Another project that is great for gamers. This project is all about protein folding. Proteins are built from individual amino acids but they don't stay all stretched out in a strand, they fold into very specific shapes. Finding the shapes and the optimal folding is the hard part though and is what this project aims to do. Knowing the structures is important to things like drug development and disease research. The problem has been put into game form. You, as the player, solve a series of puzzles to optimally pack you protein, hide the hydrophobic bits, and clear any clashes.

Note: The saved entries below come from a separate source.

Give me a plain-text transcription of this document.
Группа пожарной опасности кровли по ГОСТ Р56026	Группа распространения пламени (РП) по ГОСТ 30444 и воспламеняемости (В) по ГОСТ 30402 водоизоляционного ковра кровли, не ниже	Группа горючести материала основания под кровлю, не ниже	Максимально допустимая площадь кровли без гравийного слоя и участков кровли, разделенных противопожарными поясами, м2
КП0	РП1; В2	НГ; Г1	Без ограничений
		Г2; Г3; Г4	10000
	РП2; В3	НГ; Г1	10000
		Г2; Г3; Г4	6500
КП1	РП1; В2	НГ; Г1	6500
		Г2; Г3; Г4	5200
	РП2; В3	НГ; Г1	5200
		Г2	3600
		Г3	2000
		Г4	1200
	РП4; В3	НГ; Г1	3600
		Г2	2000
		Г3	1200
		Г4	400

You can play individually or form teams, competing with other protein folders around the world.
upload your fish observations and photos through the Internet. Any fish any time. This information will then be used to create current distribution maps to assist in monitoring trends in biodiversity
TERRESTRIAL PLANTS AND ANIMALS
Dognition is a site that offers dog owners a series of science-based games that determine their dog's unique abilities and their relative strengths and weaknesses in various thinking skills. These skills range from empathy to cunning to memorization. As a user, you enter the results of your dog's behaviors, contributing to a data set that can be used by researchers studying dog cognition. It also offers the owners a "window into [their] dog's mind, offering a first step on the path toward improved behavior." You can tell how your dog sees the world and how they respond in different situations while at the same time contributing to science. Note: As of now this site/service has a fee.